Vacarme 43 / cahier

Histoires de la photographie américaine / 5

Levitt couleur des rues

par

De Bellocq à Robert Adams, en passant par Friedlander, Walker Evans, Robert Frank, Helen Levitt, Lewis Baltz… — après Diane Arbus et Meatyard, déjà apparus dans Vacarme —, douze récits empruntés à l’épopée de la photographie en Amérique. Plutôt qu’une tentative de panorama jamais complet, quelques histoires d’images mémorables.

à Mark Lyon

« Ne vous fiez pas aux mots, fiez-vous aux images. » C’est l’un des seuls statements de la photographe — et cinéaste — Helen Levitt, née en 1913 à Brooklyn, qui vit aujourd’hui encore à Greenwich Village, Manhattan, où elle aura été longtemps en activité. Levitt n’accorde pas d’interviews, n’a pas écrit, que l’on sache, sur sa photographie. Sa bibliographie, longtemps restreinte, l’est toujours, même si aujourd’hui à un moindre degré. Parmi les choses que l’on dit d’elle : c’est une photographe pour photographes — sous-entendu pas pour un large public. À moins de passer par ce qui ressemble à une voie royale : depuis la fin des années 1930, elle photographie des enfants dans les rues de New York. Aussi le New York Times finira-t-il, en 2002, par la sacrer « trésor vivant ». Nul ne peut résister à ses portraits d’enfants des rues ? Et après.

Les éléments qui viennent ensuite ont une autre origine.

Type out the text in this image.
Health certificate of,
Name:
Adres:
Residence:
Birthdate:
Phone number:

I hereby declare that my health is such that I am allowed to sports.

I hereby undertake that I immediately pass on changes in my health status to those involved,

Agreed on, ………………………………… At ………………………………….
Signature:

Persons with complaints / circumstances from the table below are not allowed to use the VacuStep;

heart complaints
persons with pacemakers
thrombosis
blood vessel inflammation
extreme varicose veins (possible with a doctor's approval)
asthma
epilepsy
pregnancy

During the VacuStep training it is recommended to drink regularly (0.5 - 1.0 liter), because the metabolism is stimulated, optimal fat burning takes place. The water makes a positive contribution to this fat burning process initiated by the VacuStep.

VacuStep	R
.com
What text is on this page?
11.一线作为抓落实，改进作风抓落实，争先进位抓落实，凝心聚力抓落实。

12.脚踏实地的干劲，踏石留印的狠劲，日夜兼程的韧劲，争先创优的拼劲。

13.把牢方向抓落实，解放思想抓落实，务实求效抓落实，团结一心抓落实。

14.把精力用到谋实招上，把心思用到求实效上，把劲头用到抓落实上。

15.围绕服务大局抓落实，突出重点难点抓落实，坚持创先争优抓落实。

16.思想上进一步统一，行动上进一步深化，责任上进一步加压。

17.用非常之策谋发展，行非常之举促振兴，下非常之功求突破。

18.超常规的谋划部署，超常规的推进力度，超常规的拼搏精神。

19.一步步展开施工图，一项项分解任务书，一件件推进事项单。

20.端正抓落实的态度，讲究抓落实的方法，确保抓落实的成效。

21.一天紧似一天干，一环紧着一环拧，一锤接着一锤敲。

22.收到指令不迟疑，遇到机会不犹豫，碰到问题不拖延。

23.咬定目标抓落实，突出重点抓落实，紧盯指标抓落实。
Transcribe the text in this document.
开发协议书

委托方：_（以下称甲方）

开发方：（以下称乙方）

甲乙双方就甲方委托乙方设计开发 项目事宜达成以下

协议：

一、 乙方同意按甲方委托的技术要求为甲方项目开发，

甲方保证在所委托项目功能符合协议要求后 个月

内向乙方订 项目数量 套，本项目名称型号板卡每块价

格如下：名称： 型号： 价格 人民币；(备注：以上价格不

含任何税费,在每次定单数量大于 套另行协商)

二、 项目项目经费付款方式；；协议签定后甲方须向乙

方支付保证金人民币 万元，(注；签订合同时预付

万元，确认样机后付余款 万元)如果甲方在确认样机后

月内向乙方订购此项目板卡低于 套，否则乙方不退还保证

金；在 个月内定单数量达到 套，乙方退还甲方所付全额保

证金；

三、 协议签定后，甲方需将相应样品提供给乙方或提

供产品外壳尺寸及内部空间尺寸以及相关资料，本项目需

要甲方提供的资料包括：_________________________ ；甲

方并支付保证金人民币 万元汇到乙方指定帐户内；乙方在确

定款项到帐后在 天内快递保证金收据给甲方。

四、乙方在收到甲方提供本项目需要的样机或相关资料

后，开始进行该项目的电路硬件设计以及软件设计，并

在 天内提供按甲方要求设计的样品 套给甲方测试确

Levitt dénie tout intérêt aux éléments d’ordre biographique ; elle n’a rien livré de sa vie privée. Si l’on s’en tient aux faits connus : elle était déjà photographe lorsqu’elle rencontre Cartier-Bresson (1935), puis Walker Evans (1938). Le premier lui permet de donner un nom à son propre point de vue. Elle accompagne le second dans le métro de New York pour la série réalisée entre 1938 et 1941 et publiée, avec un texte de James Agee, sous le titre Many Are Called (1966). Le Museum of Modern Art présente dès 1943 une exposition personnelle de ses Photographs of Children. Levitt réalise en 1945-1946, avec Janice Loeb et Agee, le film In the Street (puis vient The Quiet One, en 1946-1947). Elle travaille comme film editor pendant plusieurs années (notamment avec Buñuel), avant de se remettre à la photographie. On trouvera quantité d’informations concernant son œuvre en noir et blanc, ses inspirations, de possibles parallèles (de Ben Shahn à Brassaï), ses buts supposés, dans le catalogue d’une rétrospective organisée en 1991 par Sandra S. Phillips, du San Francisco Museum of Modern Art, et Maria Morris Hambourg, du Metropolitan Museum of Art de New York, qui circula aux États-Unis jusqu’en 1994, ainsi que dans celui de l’exposition qui, venue de Salamanque, se tint au Centre national de la photographie à Paris en 2001. Celle, remarquable, de la Fondation Henri Cartier-Bresson, en 2007, n’était accompagnée d’aucune publication.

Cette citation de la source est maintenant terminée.